Sans doute une pauvre fille qui n’était pas mariée ! »
Le
petit n’avait aucune trace de maltraitance. Bien constitué quoique un peu
maigrichon, il ne paraissait pas malade. L’examen révéla qu’il s’agissait d’un
petit garçon, âgé de tout juste un mois.
« Vous
avez raison, Monsieur Piéton, dit la Sœur, regardez, il a autour du cou un
ruban auquel est accroché un carton mentionnant ses prénoms.
— Aucun
autre indice ?
— Non. Il a
été prénommé Philippe Achille et il est précisé qu’il a reçu le baptême.
Les
linges ne révélant rien d’autre, le nourrisson fut revêtu, nourri et déposé
dans un berceau où il passa la nuit.
L’économe
savait qu’il devait déclarer sa découverte à la mairie. La nuit était bien
avancée, il verrait cela le lendemain matin.
Ce
fut vers dix heures du matin que Jean Baptiste Piéton, accompagné d’Antoine
Milleret et portant le précieux colis, se présenta à l’Hôtel de ville de
Louviers.
Après
un échange de banalités tournant autour du temps, de la misère du monde et des
soucis personnels, l’officier d’Etat Civil de garde, Louis Le Couturier,
demanda, désignant du menton le « petit paquet de linges » :
« Alors,
que m’apportez-vous là ?
— Encore un
enfant abandonné.
Et
l’officier d’Etat Civil qui ne pouvait établir d’acte sans avoir constaté de
visu, fit déshabiller l’enfant pour attester du sexe et examina le carton qu’il portait au cou et qui indiquait ses
prénoms.
Après
quoi, il établit un acte en bonne et due forme, avant de le recopier sur le
registre d’Etat Civil des naissances.
« Bon,
maintenant que tout est en ordre, je vous laisse le marmot, conclut-il, il ne
reste plus qu’à le déposer à la Maison des Enfants Trouvés et Abandonnés de la
ville d’Evreux où il rejoindra tous ces petits dont on n’a pas voulu.

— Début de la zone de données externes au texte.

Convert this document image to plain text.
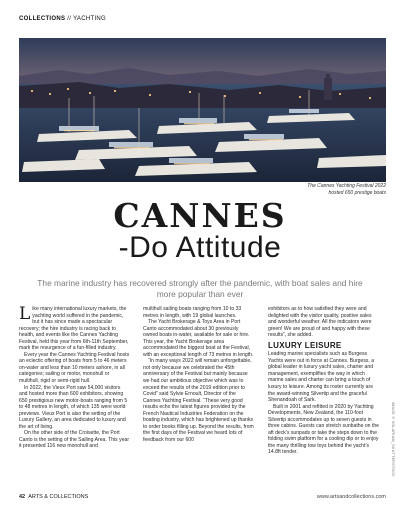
COLLECTIONS // YACHTING
The Cannes Yachting Festival 2022 hosted 650 prestige boats
CANNES
-Do Attitude
The marine industry has recovered strongly after the pandemic, with boat sales and hire more popular than ever

Like many international luxury markets, the yachting world suffered in the pandemic, but it has since made a spectacular recovery; the hire industry is racing back to health, and events like the Cannes Yachting Festival, held this year from 6th-11th September, mark the resurgence of a fun-filled industry.

Every year the Cannes Yachting Festival hosts an eclectic offering of boats from 5 to 46 meters on-water and less than 10 meters ashore, in all categories; sailing or motor, monohull or multihull, rigid or semi-rigid hull.

In 2022, the Vieux Port saw 54,000 visitors and hosted more than 600 exhibitors, showing 650 prestigious new motor-boats ranging from 5 to 48 metres in length, of which 135 were world previews. Vieux Port is also the setting of the Luxury Gallery, an area dedicated to luxury and the art of living.

On the other side of the Croisette, the Port Canto is the setting of the Sailing Area. This year it presented 116 new monohull and

multihull sailing boats ranging from 10 to 33 metres in length, with 19 global launches.

The Yacht Brokerage & Toys Area in Port Canto accommodated about 30 previously owned boats in-water, available for sale or hire. This year, the Yacht Brokerage area accommodated the biggest boat at the Festival, with an exceptional length of 73 metres in length.

“In many ways 2022 will remain unforgettable, not only because we celebrated the 45th anniversary of the Festival but mainly because we had our ambitious objective which was to exceed the results of the 2019 edition prior to Covid” said Sylvie Ernoult, Director of the Cannes Yachting Festival. “These very good results echo the latest figures provided by the French Nautical Industries Federation on the boating industry, which has brightened up thanks to order books filling up. Beyond the results, from the first days of the Festival we heard lots of feedback from our 600

exhibitors as to how satisfied they were and delighted with the visitor quality, positive sales and wonderful weather. All the indicators were green! We are proud of and happy with these results”, she added.

LUXURY LEISURE

Leading marine specialists such as Burgess Yachts were out in force at Cannes. Burgess, a global leader in luxury yacht sales, charter and management, exemplifies the way in which marine sales and charter can bring a touch of luxury to leisure. Among its roster currently are the award-winning Silvertip and the graceful Shenandoah of Sark.

Built in 2001 and refitted in 2020 by Yachting Developments, New Zealand, the 110-foot Silvertip accommodates up to seven guests in three cabins. Guests can stretch sunbathe on the aft deck’s sunpads or take the steps down to the folding swim platform for a cooling dip or to enjoy the many thrilling tow toys behind the yacht’s 14.8ft tender.	IMAGE © SOLARIUM_SHUTTERSTOCK
42 ARTS & COLLECTIONS	www.artsandcollections.com
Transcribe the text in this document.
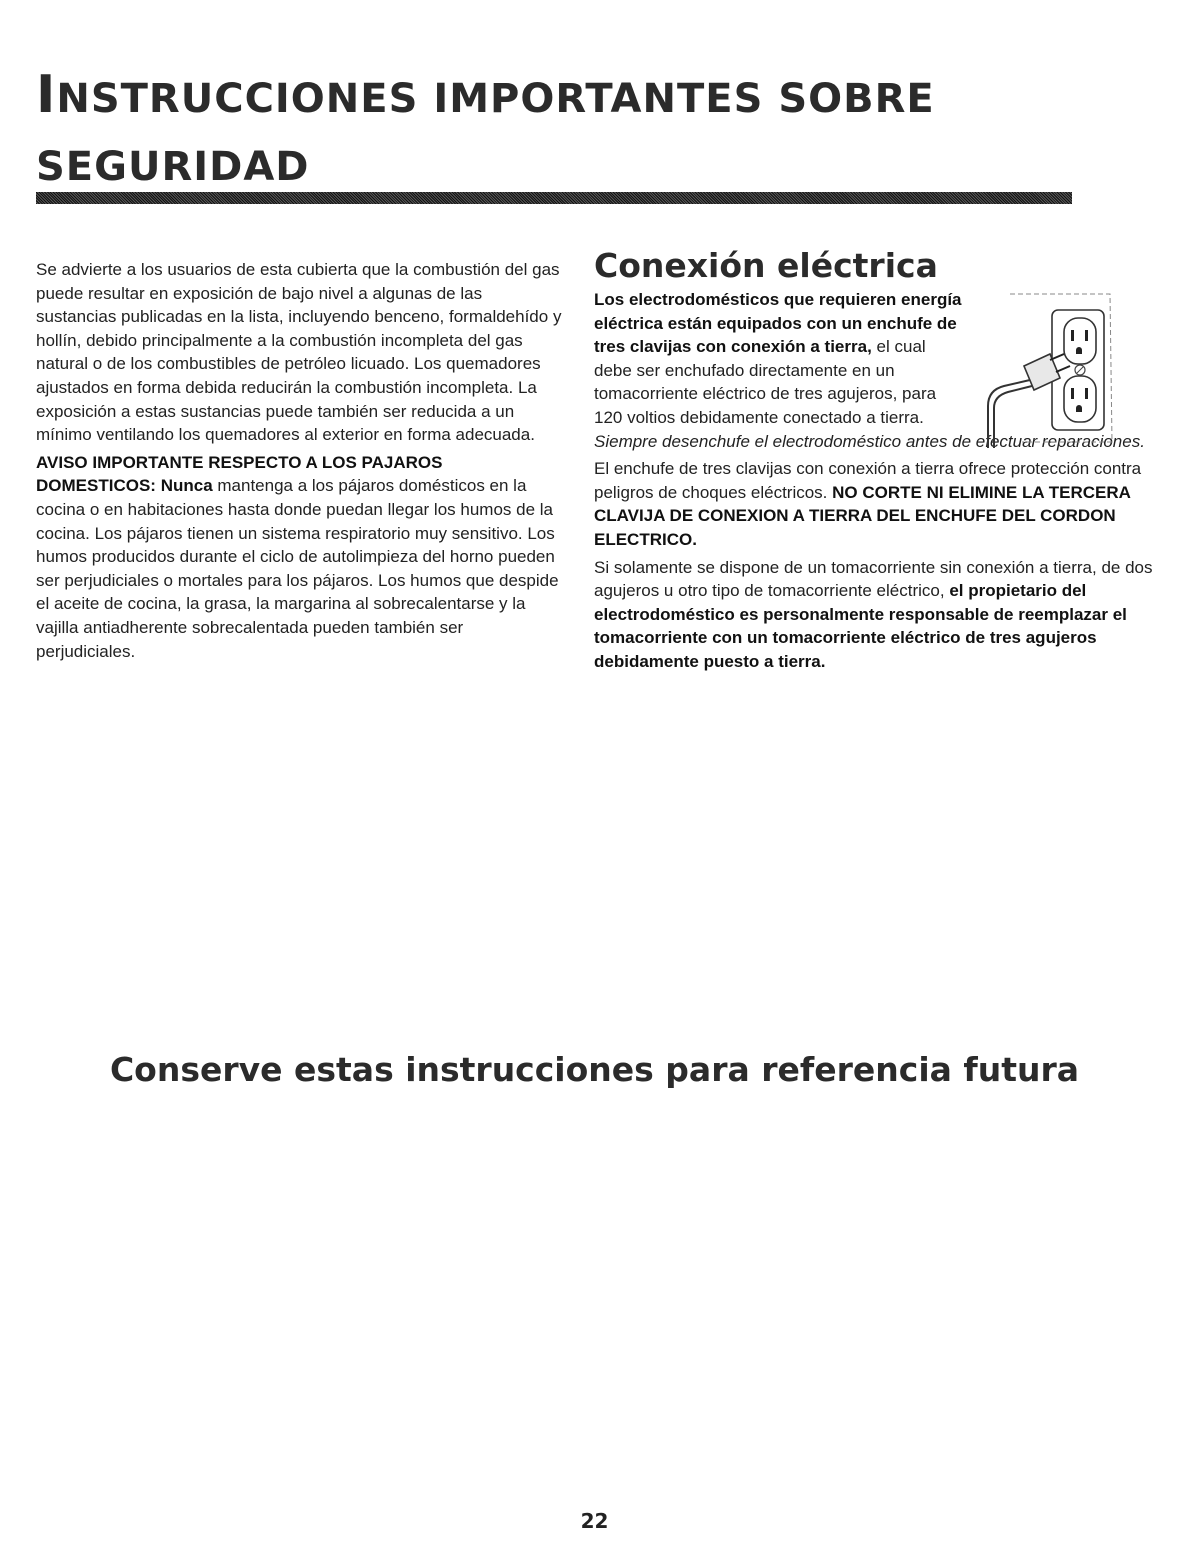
INSTRUCCIONES IMPORTANTES SOBRE
SEGURIDAD

Se advierte a los usuarios de esta cubierta que la combustión del gas puede resultar en exposición de bajo nivel a algunas de las sustancias publicadas en la lista, incluyendo benceno, formaldehído y hollín, debido principalmente a la combustión incompleta del gas natural o de los combustibles de petróleo licuado. Los quemadores ajustados en forma debida reducirán la combustión incompleta. La exposición a estas sustancias puede también ser reducida a un mínimo ventilando los quemadores al exterior en forma adecuada.

AVISO IMPORTANTE RESPECTO A LOS PAJAROS DOMESTICOS: Nunca mantenga a los pájaros domésticos en la cocina o en habitaciones hasta donde puedan llegar los humos de la cocina. Los pájaros tienen un sistema respiratorio muy sensitivo. Los humos producidos durante el ciclo de autolimpieza del horno pueden ser perjudiciales o mortales para los pájaros. Los humos que despide el aceite de cocina, la grasa, la margarina al sobrecalentarse y la vajilla antiadherente sobrecalentada pueden también ser perjudiciales.

Conexión eléctrica

Los electrodomésticos que requieren energía eléctrica están equipados con un enchufe de tres clavijas con conexión a tierra, el cual debe ser enchufado directamente en un tomacorriente eléctrico de tres agujeros, para 120 voltios debidamente conectado a tierra.

Siempre desenchufe el electrodoméstico antes de efectuar reparaciones.

El enchufe de tres clavijas con conexión a tierra ofrece protección contra peligros de choques eléctricos. NO CORTE NI ELIMINE LA TERCERA CLAVIJA DE CONEXION A TIERRA DEL ENCHUFE DEL CORDON ELECTRICO.

Si solamente se dispone de un tomacorriente sin conexión a tierra, de dos agujeros u otro tipo de tomacorriente eléctrico, el propietario del electrodoméstico es personalmente responsable de reemplazar el tomacorriente con un tomacorriente eléctrico de tres agujeros debidamente puesto a tierra.

Conserve estas instrucciones para referencia futura

22
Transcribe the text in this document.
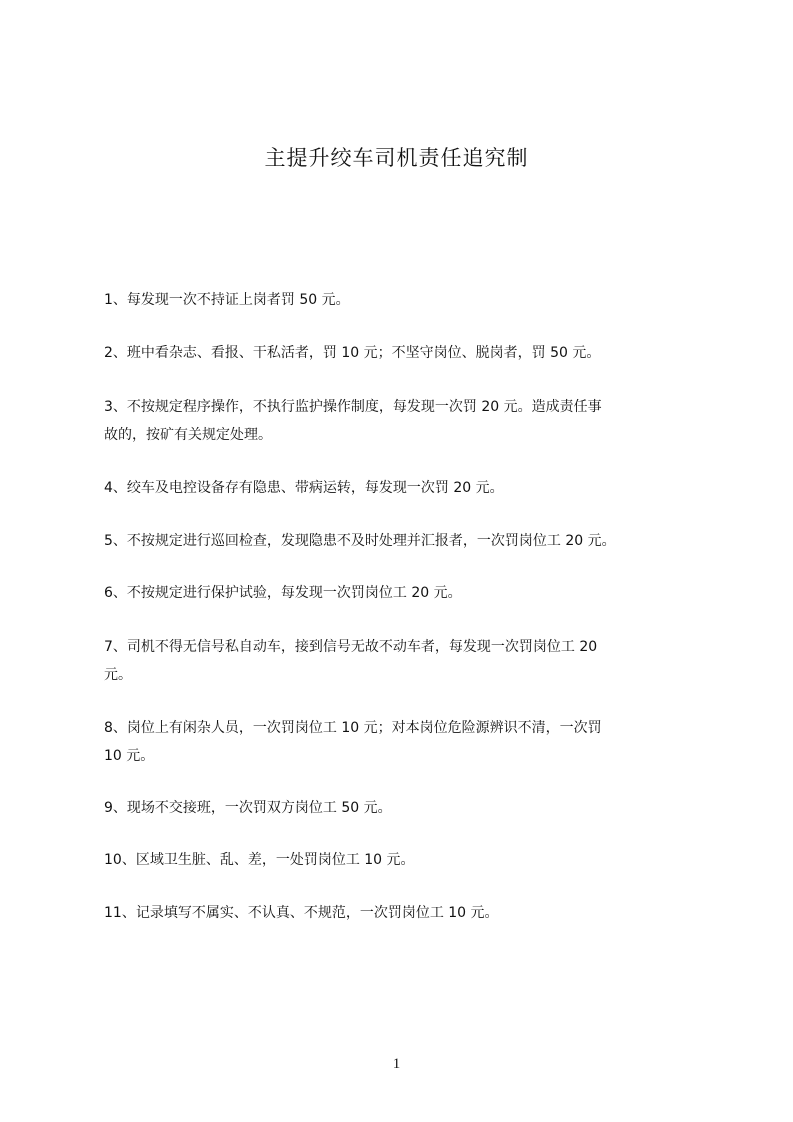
主提升绞车司机责任追究制

1、每发现一次不持证上岗者罚 50 元。

2、班中看杂志、看报、干私活者，罚 10 元；不坚守岗位、脱岗者，罚 50 元。

3、不按规定程序操作，不执行监护操作制度，每发现一次罚 20 元。造成责任事
故的，按矿有关规定处理。

4、绞车及电控设备存有隐患、带病运转，每发现一次罚 20 元。

5、不按规定进行巡回检查，发现隐患不及时处理并汇报者，一次罚岗位工 20 元。

6、不按规定进行保护试验，每发现一次罚岗位工 20 元。

7、司机不得无信号私自动车，接到信号无故不动车者，每发现一次罚岗位工 20
元。

8、岗位上有闲杂人员，一次罚岗位工 10 元；对本岗位危险源辨识不清，一次罚
10 元。

9、现场不交接班，一次罚双方岗位工 50 元。

10、区域卫生脏、乱、差，一处罚岗位工 10 元。

11、记录填写不属实、不认真、不规范，一次罚岗位工 10 元。

1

La seule
chose que je lui souhaite, c’est de trouver une maison honnête qui le prenne
comme apprenti, au moins, il aura un semblant de famille et apprendra un
métier. »
L’économe
hocha la tête en signe d’approbation, reprit le petit Philippe Achille.
Le
lendemain, 22 juin 1832, muni de tous les documents tamponnés par l’Officier
d’Etat Civil et en raison de l’article 58 du Code Civil, il le conduisit à
Evreux. Sur le chemin du retour, il essaya de se souvenir du nombre d’enfants
qu’il avait ainsi accompagnés. Trop sans doute.